Phot de la forêt ravagée par la guerre : arbres morts et calcinés
Le secteur de Sprössersack est en 1915 le lieu d’importants combats, destructeurs pour la forêt © fonds J-C. Fombaron

Des mineurs pour creuser la montagne

Photo de 5 mineurs devant une grotte avec des pioches et une perforatrice
Les mineurs allemands utilisent au besoin une perforatrice pneumatique © fonds J-C. Fombaron

Pour transformer le massif en fourmilière, les Allemands creusent ses pentes en profondeur à partir de 1916. Des bataillons de terrassiers, des compagnies de travailleurs et de mineurs du 56è régiment d’infanterie de Landewehr sont recrutés.

A l’aide de perforatrices électriques et pneumatiques, ils relient les différentes positions entre elles mais aussi à la contre-pente. Ils permettent ainsi aux renforts d’arriver sans danger et de protéger les défenseurs du plateau sommital des tirs d’artillerie, même de gros calibre.

De très nombreux ouvrages

Côté français comme côté allemand, le réseau de tranchées et d’abris se révèle d’une extrême densité. Idéalement située sur le bord nord du plateau, la roche Sermet est ainsi creusée de part en part puis fortifiée pour devenir un bastion français invulnérable.

Des galeries d’abris sur deux niveaux sont reliées par un puits. Des postes de mitrailleuses dirigées vers les positions allemandes y sont installés. Conquise le 23 mars 1915, elle constitue avec la roche Mégard en contrebas, la première ligne française qui ne sera pas reprise par les Allemands.

Photo d'une entrée d'une galerie souterraine
Les ouvrages s’adaptent aux particularités du site : la dureté de la roche volcanique rend facultative l’étayage en bois des galeries souterraines © fonds J-C. Fombaron

Des tranchées françaises renforcées

A quelques exceptions près, les tranchées françaises ne sont pas maçonnées.
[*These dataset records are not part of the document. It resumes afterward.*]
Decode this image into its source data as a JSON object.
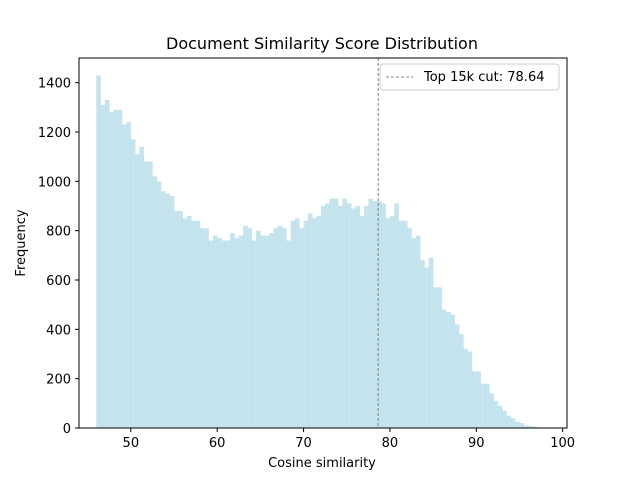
{
  "chart_data": {
    "type": "bar",
    "title": "Document Similarity Score Distribution",
    "xlabel": "Cosine similarity",
    "ylabel": "Frequency",
    "xlim": [
      44,
      100.5
    ],
    "ylim": [
      0,
      1500
    ],
    "xticks": [
      50,
      60,
      70,
      80,
      90,
      100
    ],
    "yticks": [
      0,
      200,
      400,
      600,
      800,
      1000,
      1200,
      1400
    ],
    "grid": false,
    "legend_position": "top-right",
    "bar_color": "#add8e6",
    "bin_start": 46,
    "bin_width": 0.5,
    "values": [
      1430,
      1310,
      1330,
      1280,
      1290,
      1290,
      1230,
      1240,
      1170,
      1110,
      1140,
      1080,
      1080,
      1020,
      1000,
      960,
      950,
      940,
      880,
      880,
      850,
      860,
      840,
      840,
      810,
      810,
      760,
      780,
      770,
      760,
      760,
      790,
      770,
      780,
      820,
      810,
      760,
      800,
      780,
      780,
      790,
      810,
      820,
      810,
      760,
      840,
      850,
      810,
      840,
      870,
      850,
      860,
      900,
      910,
      930,
      930,
      900,
      930,
      910,
      890,
      900,
      860,
      900,
      930,
      920,
      920,
      910,
      850,
      860,
      910,
      840,
      840,
      810,
      770,
      780,
      680,
      650,
      690,
      570,
      570,
      480,
      470,
      460,
      420,
      380,
      320,
      310,
      230,
      230,
      180,
      180,
      140,
      110,
      90,
      70,
      50,
      40,
      25,
      20,
      10,
      8,
      5,
      3,
      2,
      1
    ],
    "cutoff": {
      "x": 78.64,
      "label": "Top 15k cut: 78.64",
      "color": "#808080",
      "style": "dashed"
    }
  }
}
Le renforcement de la protection est plutôt assuré par l’adjonction de créneaux dans les parapets, en bois ou en "sacs à terre", selon le terme d’époque.

Côté allemand, un réseau labyrinthique et maçonné se met en place, qui ne donne pas beaucoup de visibilité aux soldats sur le camp adverse.

Voir sans être vu

Photo d'un soldat utilisant un périscope
L’utilisation du périscope se développe © fonds Gilbert Wagner

Parvenir à voir les lignes adverses est l’une des grandes difficultés de la guerre de tranchée.
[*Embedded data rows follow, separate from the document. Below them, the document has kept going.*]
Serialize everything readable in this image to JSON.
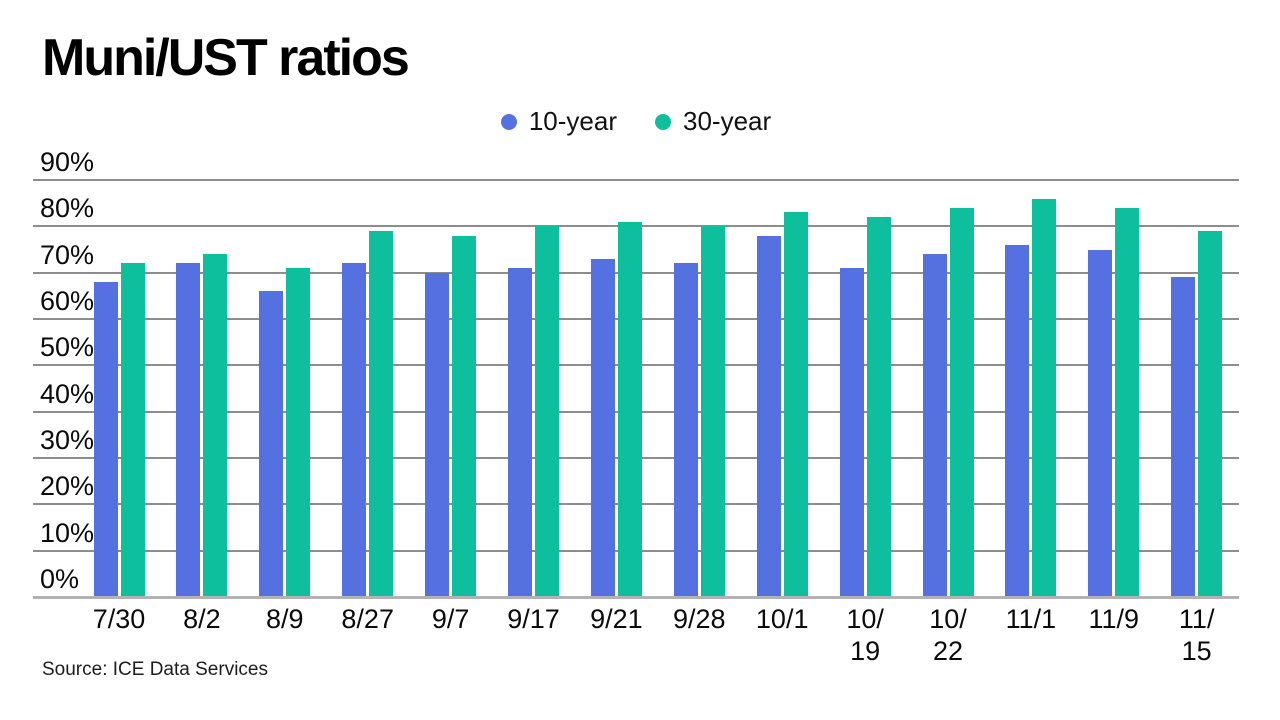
{
  "title": "Muni/UST ratios",
  "source": "Source: ICE Data Services",
  "legend": {
    "items": [
      {
        "label": "10-year",
        "color": "#5571e1"
      },
      {
        "label": "30-year",
        "color": "#0dbf9c"
      }
    ]
  },
  "colors": {
    "series_10_year": "#5571e1",
    "series_30_year": "#0dbf9c",
    "gridline": "#8d8d8d",
    "axis": "#b2b2b2",
    "text": "#0b0b0b"
  },
  "chart_data": {
    "type": "bar",
    "title": "Muni/UST ratios",
    "categories": [
      "7/30",
      "8/2",
      "8/9",
      "8/27",
      "9/7",
      "9/17",
      "9/21",
      "9/28",
      "10/1",
      "10/19",
      "10/22",
      "11/1",
      "11/9",
      "11/15"
    ],
    "x_tick_display": [
      "7/30",
      "8/2",
      "8/9",
      "8/27",
      "9/7",
      "9/17",
      "9/21",
      "9/28",
      "10/1",
      "10/\n19",
      "10/\n22",
      "11/1",
      "11/9",
      "11/\n15"
    ],
    "series": [
      {
        "name": "10-year",
        "color": "#5571e1",
        "values": [
          68,
          72,
          66,
          72,
          70,
          71,
          73,
          72,
          78,
          71,
          74,
          76,
          75,
          69
        ]
      },
      {
        "name": "30-year",
        "color": "#0dbf9c",
        "values": [
          72,
          74,
          71,
          79,
          78,
          80,
          81,
          80,
          83,
          82,
          84,
          86,
          84,
          79
        ]
      }
    ],
    "xlabel": "",
    "ylabel": "",
    "ylim": [
      0,
      90
    ],
    "yticks": [
      0,
      10,
      20,
      30,
      40,
      50,
      60,
      70,
      80,
      90
    ],
    "ytick_suffix": "%",
    "grid": true,
    "legend_position": "top-center",
    "source": "Source: ICE Data Services"
  }
}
Impossible de s’élever au-dessus du parapet sous peine d’être repéré, or les ouvertures ménagées dans les créneaux n’apportent qu’une vision restreinte du no man’s land. Le périscope devient indispensable pour surveiller les premières lignes françaises.
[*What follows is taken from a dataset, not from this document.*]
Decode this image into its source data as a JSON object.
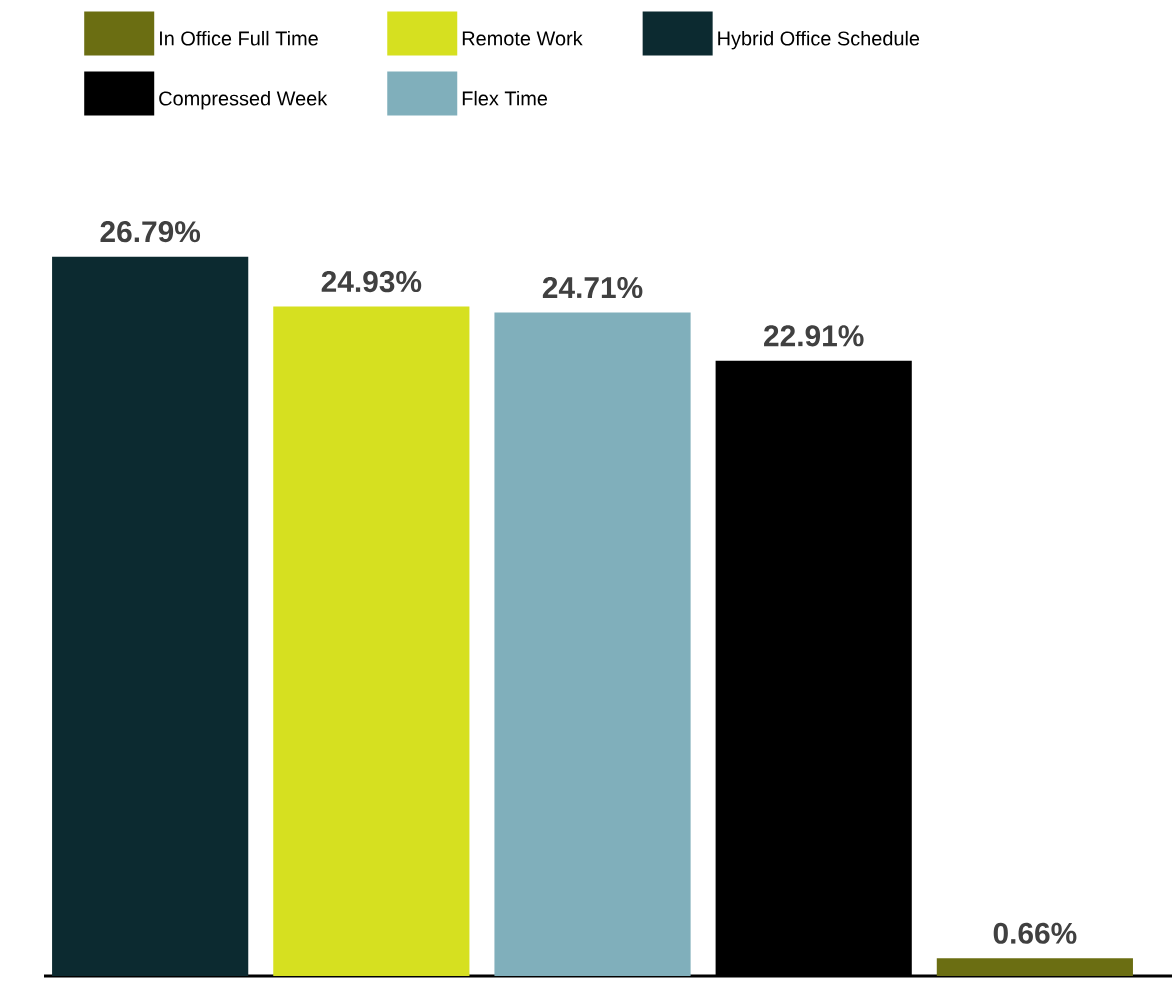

Des forteresses enterrées côté allemand

En surface ou profondément enterrés, les abris sont très nombreux quel que soit le camp. Le soldat ne doit pas avoir à parcourir plus de quelques mètres dans la tranchée avant de trouver un lieu pour se protéger en cas de tirs d’artillerie. De véritables forteresses, appelées "festen", sont construites par l’armée allemande dans certaines zones.

Photo de la feste Ratz une des forteresses allemandes
La feste Ratz est l’une de ces forteresses allemandes : cette position d’artillerie est dotée de deux salles souterraines © fonds Abri mémoire d’Uffholtz

Une base arrière très organisée

Photo de casernes allemandes dans la forêt
Des casernes sont mises en place côté allemand à l’abri des tirs © fonds J-C. Fombaron

Sur le versant Est du HWK, très abrupt, les Allemands organisent une base arrière très élaborée, quasiment hors d’atteinte de l’artillerie française. Elle abrite un complexe de bâtiments techniques et de casernes qui s’étagent tout au long de la pente.

Au total, 30.000 soldats français et allemands meurent sur le HWK, champ de bataille caractéristique de la guerre de position en montagne. S’ajoutent à ces pertes environ 30.000 autres hommes blessés ou faits prisonniers. Le site est classé monument historique en 1921.